JAKARTA - Perwakilan massa aksi bela Alquran 301 beraudiensi dengan Wakil Duta Besar (Dubes) Swedia untuk Indonesia, Lars Gustav Dahlin, di Kedubes Swedia, Kuningan, Jakarta Selatan.
Hal ini menyusul aksi massa bela Aqluran 301 dari Front Persaudaraan Islam (FPI)-PA 212 serta GNPF memprotes pembakaran Alquran yang dilakukan politikus Swedia Rasmus Paludan.

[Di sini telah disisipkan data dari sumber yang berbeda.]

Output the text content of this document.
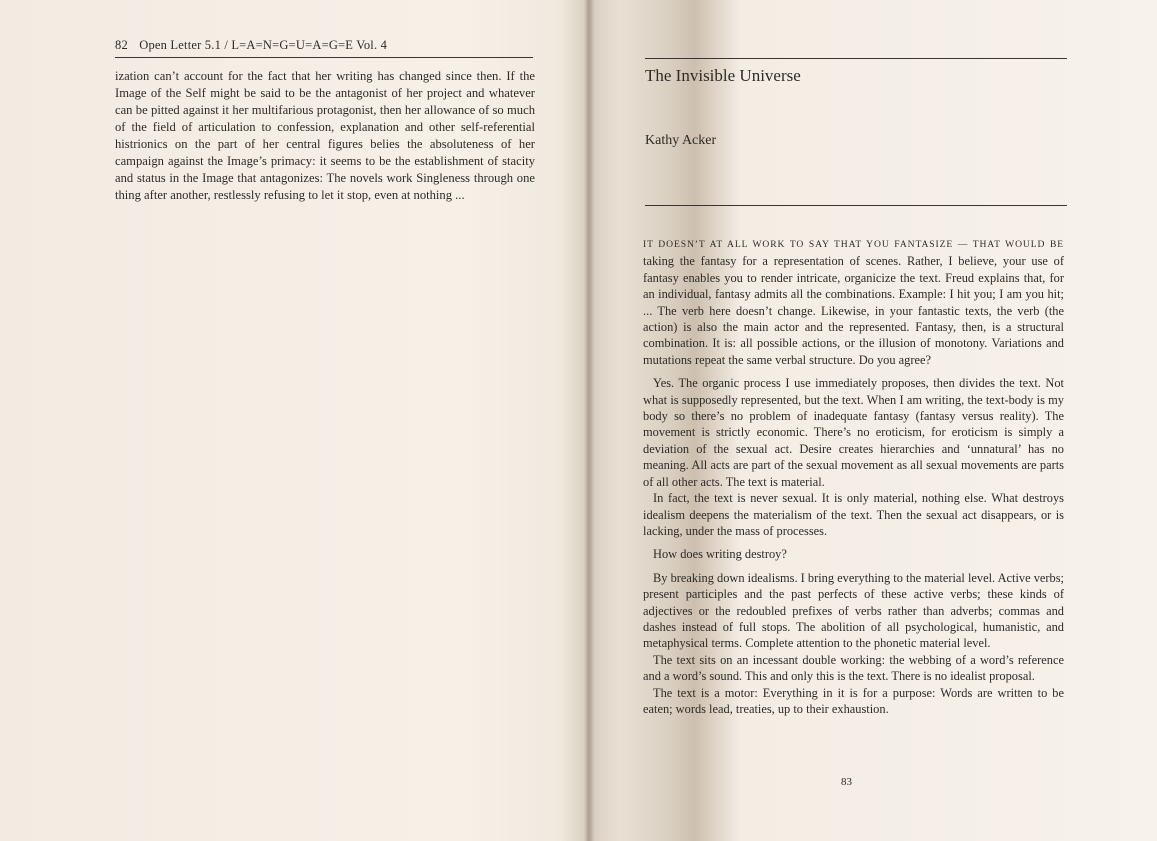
82 Open Letter 5.1 / L=A=N=G=U=A=G=E Vol. 4
ization can’t account for the fact that her writing has changed since then. If the Image of the Self might be said to be the antagonist of her project and whatever can be pitted against it her multifarious protagonist, then her allowance of so much of the field of articulation to confession, explanation and other self-referential histrionics on the part of her central figures belies the absoluteness of her campaign against the Image’s primacy: it seems to be the establishment of stacity and status in the Image that antagonizes: The novels work Singleness through one thing after another, restlessly refusing to let it stop, even at nothing ...
The Invisible Universe
Kathy Acker

IT DOESN’T AT ALL WORK TO SAY THAT YOU FANTASIZE — THAT WOULD BE taking the fantasy for a representation of scenes. Rather, I believe, your use of fantasy enables you to render intricate, organicize the text. Freud explains that, for an individual, fantasy admits all the combinations. Example: I hit you; I am you hit; ... The verb here doesn’t change. Likewise, in your fantastic texts, the verb (the action) is also the main actor and the represented. Fantasy, then, is a structural combination. It is: all possible actions, or the illusion of monotony. Variations and mutations repeat the same verbal structure. Do you agree?

Yes. The organic process I use immediately proposes, then divides the text. Not what is supposedly represented, but the text. When I am writing, the text-body is my body so there’s no problem of inadequate fantasy (fantasy versus reality). The movement is strictly economic. There’s no eroticism, for eroticism is simply a deviation of the sexual act. Desire creates hierarchies and ‘unnatural’ has no meaning. All acts are part of the sexual movement as all sexual movements are parts of all other acts. The text is material.

In fact, the text is never sexual. It is only material, nothing else. What destroys idealism deepens the materialism of the text. Then the sexual act disappears, or is lacking, under the mass of processes.

How does writing destroy?

By breaking down idealisms. I bring everything to the material level. Active verbs; present participles and the past perfects of these active verbs; these kinds of adjectives or the redoubled prefixes of verbs rather than adverbs; commas and dashes instead of full stops. The abolition of all psychological, humanistic, and metaphysical terms. Complete attention to the phonetic material level.

The text sits on an incessant double working: the webbing of a word’s reference and a word’s sound. This and only this is the text. There is no idealist proposal.

The text is a motor: Everything in it is for a purpose: Words are written to be eaten; words lead, treaties, up to their exhaustion.

83
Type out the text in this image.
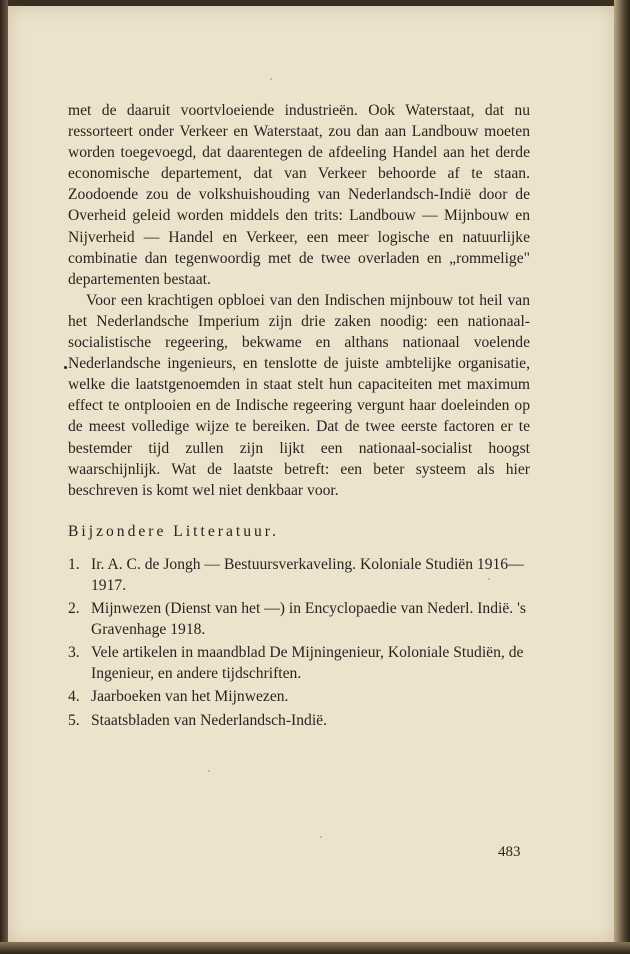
met de daaruit voortvloeiende industrieën. Ook Waterstaat, dat nu ressorteert onder Verkeer en Waterstaat, zou dan aan Landbouw moeten worden toegevoegd, dat daarentegen de afdeeling Handel aan het derde economische departement, dat van Verkeer behoorde af te staan. Zoodoende zou de volkshuishouding van Nederlandsch-Indië door de Overheid geleid worden middels den trits: Landbouw — Mijnbouw en Nijverheid — Handel en Verkeer, een meer logische en natuurlijke combinatie dan tegenwoordig met de twee overladen en „rommelige" departementen bestaat.

Voor een krachtigen opbloei van den Indischen mijnbouw tot heil van het Nederlandsche Imperium zijn drie zaken noodig: een nationaal-socialistische regeering, bekwame en althans nationaal voelende Nederlandsche ingenieurs, en tenslotte de juiste ambtelijke organisatie, welke die laatstgenoemden in staat stelt hun capaciteiten met maximum effect te ontplooien en de Indische regeering vergunt haar doeleinden op de meest volledige wijze te bereiken. Dat de twee eerste factoren er te bestemder tijd zullen zijn lijkt een nationaal-socialist hoogst waarschijnlijk. Wat de laatste betreft: een beter systeem als hier beschreven is komt wel niet denkbaar voor.

Bijzondere Litteratuur.
1. Ir. A. C. de Jongh — Bestuursverkaveling. Koloniale Studiën 1916—1917.
2. Mijnwezen (Dienst van het —) in Encyclopaedie van Nederl. Indië. 's Gravenhage 1918.
3. Vele artikelen in maandblad De Mijningenieur, Koloniale Studiën, de Ingenieur, en andere tijdschriften.
4. Jaarboeken van het Mijnwezen.
5. Staatsbladen van Nederlandsch-Indië.
483
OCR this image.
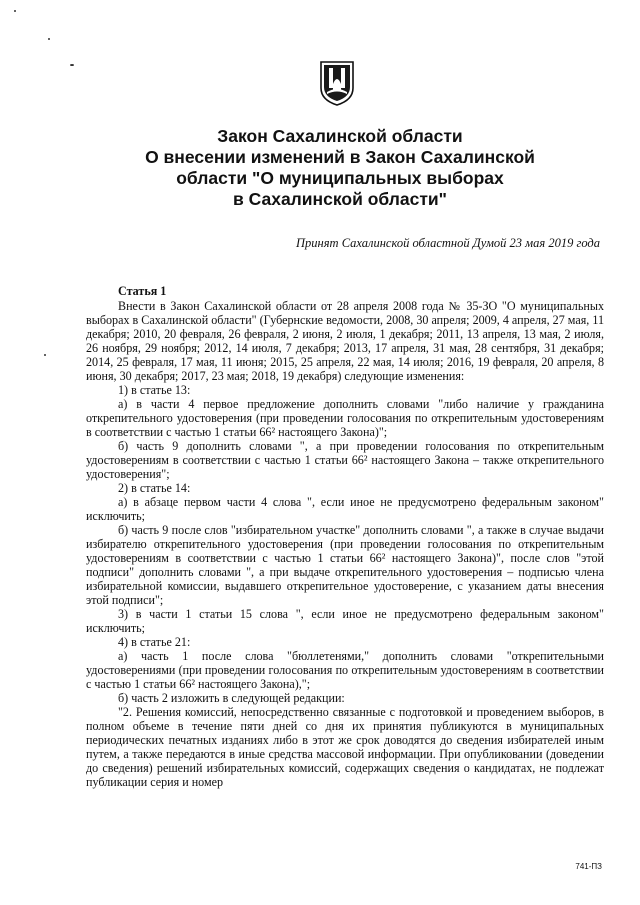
Закон Сахалинской области
О внесении изменений в Закон Сахалинской
области "О муниципальных выборах
в Сахалинской области"
Принят Сахалинской областной Думой 23 мая 2019 года
Статья 1

Внести в Закон Сахалинской области от 28 апреля 2008 года № 35-ЗО "О муниципальных выборах в Сахалинской области" (Губернские ведомости, 2008, 30 апреля; 2009, 4 апреля, 27 мая, 11 декабря; 2010, 20 февраля, 26 февраля, 2 июня, 2 июля, 1 декабря; 2011, 13 апреля, 13 мая, 2 июля, 26 ноября, 29 ноября; 2012, 14 июля, 7 декабря; 2013, 17 апреля, 31 мая, 28 сентября, 31 декабря; 2014, 25 февраля, 17 мая, 11 июня; 2015, 25 апреля, 22 мая, 14 июля; 2016, 19 февраля, 20 апреля, 8 июня, 30 декабря; 2017, 23 мая; 2018, 19 декабря) следующие изменения:

1) в статье 13:

а) в части 4 первое предложение дополнить словами "либо наличие у гражданина открепительного удостоверения (при проведении голосования по открепительным удостоверениям в соответствии с частью 1 статьи 66² настоящего Закона)";

б) часть 9 дополнить словами ", а при проведении голосования по открепительным удостоверениям в соответствии с частью 1 статьи 66² настоящего Закона – также открепительного удостоверения";

2) в статье 14:

а) в абзаце первом части 4 слова ", если иное не предусмотрено федеральным законом" исключить;

б) часть 9 после слов "избирательном участке" дополнить словами ", а также в случае выдачи избирателю открепительного удостоверения (при проведении голосования по открепительным удостоверениям в соответствии с частью 1 статьи 66² настоящего Закона)", после слов "этой подписи" дополнить словами ", а при выдаче открепительного удостоверения – подписью члена избирательной комиссии, выдавшего открепительное удостоверение, с указанием даты внесения этой подписи";

3) в части 1 статьи 15 слова ", если иное не предусмотрено федеральным законом" исключить;

4) в статье 21:

а) часть 1 после слова "бюллетенями," дополнить словами "открепительными удостоверениями (при проведении голосования по открепительным удостоверениям в соответствии с частью 1 статьи 66² настоящего Закона),";

б) часть 2 изложить в следующей редакции:

"2. Решения комиссий, непосредственно связанные с подготовкой и проведением выборов, в полном объеме в течение пяти дней со дня их принятия публикуются в муниципальных периодических печатных изданиях либо в этот же срок доводятся до сведения избирателей иным путем, а также передаются в иные средства массовой информации. При опубликовании (доведении до сведения) решений избирательных комиссий, содержащих сведения о кандидатах, не подлежат публикации серия и номер

741-ПЗ
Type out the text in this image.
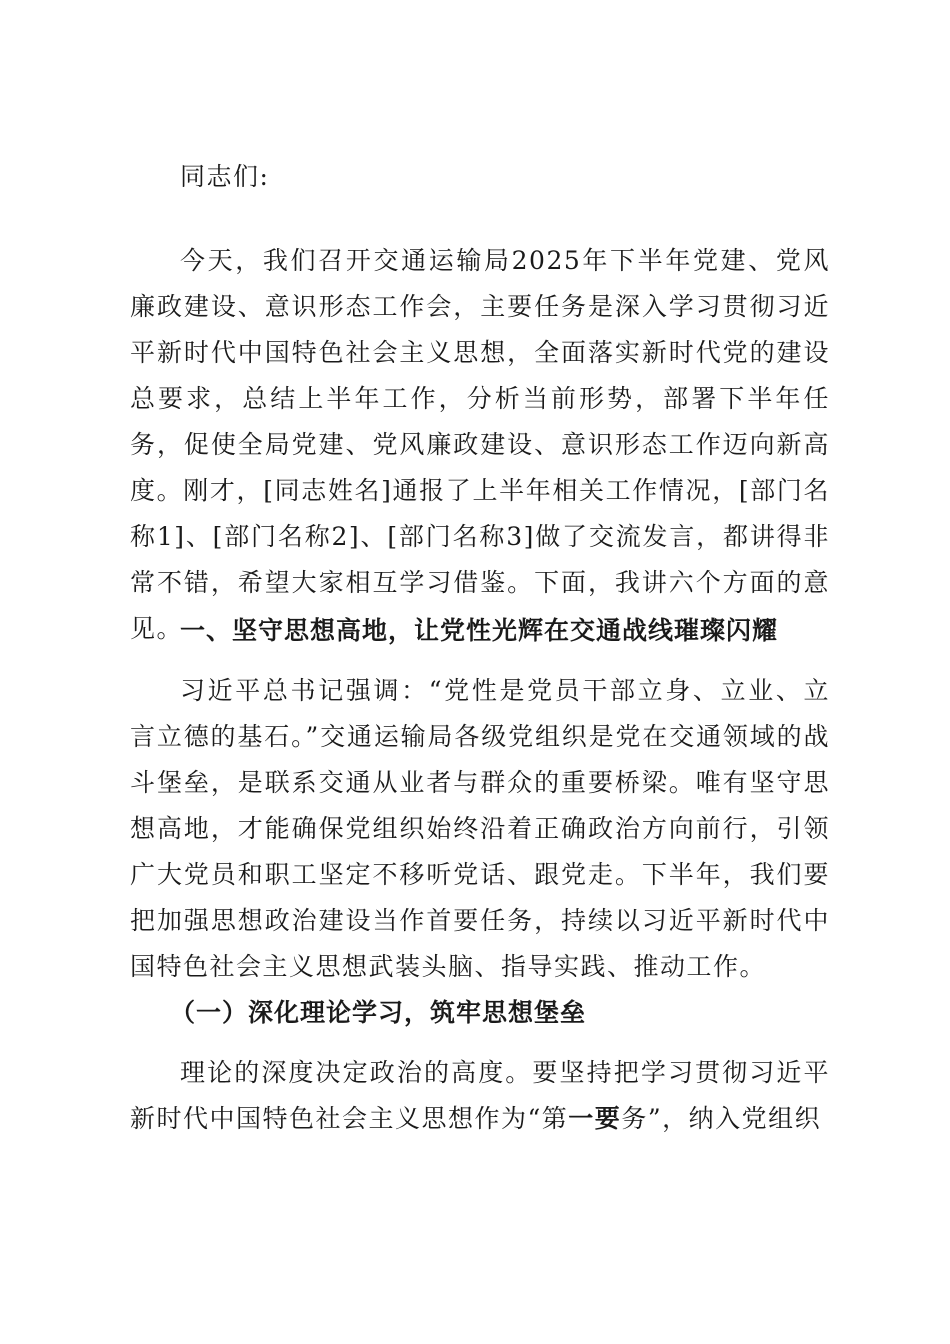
同志们:

今天，我们召开交通运输局2025年下半年党建、党风廉政建设、意识形态工作会，主要任务是深入学习贯彻习近平新时代中国特色社会主义思想，全面落实新时代党的建设总要求，总结上半年工作，分析当前形势，部署下半年任务，促使全局党建、党风廉政建设、意识形态工作迈向新高度。刚才，[同志姓名]通报了上半年相关工作情况，[部门名称1]、[部门名称2]、[部门名称3]做了交流发言，都讲得非常不错，希望大家相互学习借鉴。下面，我讲六个方面的意见。

一、坚守思想高地，让党性光辉在交通战线璀璨闪耀

习近平总书记强调：“党性是党员干部立身、立业、立言立德的基石。”交通运输局各级党组织是党在交通领域的战斗堡垒，是联系交通从业者与群众的重要桥梁。唯有坚守思想高地，才能确保党组织始终沿着正确政治方向前行，引领广大党员和职工坚定不移听党话、跟党走。下半年，我们要把加强思想政治建设当作首要任务，持续以习近平新时代中国特色社会主义思想武装头脑、指导实践、推动工作。

（一）深化理论学习，筑牢思想堡垒

理论的深度决定政治的高度。要坚持把学习贯彻习近平新时代中国特色社会主义思想作为“第一要务”，纳入党组织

Sekretaris Majelis Syuro Persaudaraan Alumni (PA) 212, Slamet Maarif, mengatakan pihaknya telah selesai audiensi dengan Kedubes Swedia. Mereka menyampaikan sejumlah tuntutan saat audiensi tersebut.
"(Audiensi) sudah selesai. Diterima Wakil Dubes Swedia, akan disampaikan tuntutan kita ke Pemerintah Swedia," ujar Slamet saat dikonfirmasi MNC Portal Indonesia, Senin (30/1/2023).
Ia menjelaskan, dalam aksi ini pihaknya menuntut 5 hal. Tuntutan mereka antara lain mengutuk dan mengecam aksi pembakaran Alquran.
Selanjutnya mengutuk dan mengecam sikap Swedia serta meminta pembakar Alquran diproses hukum.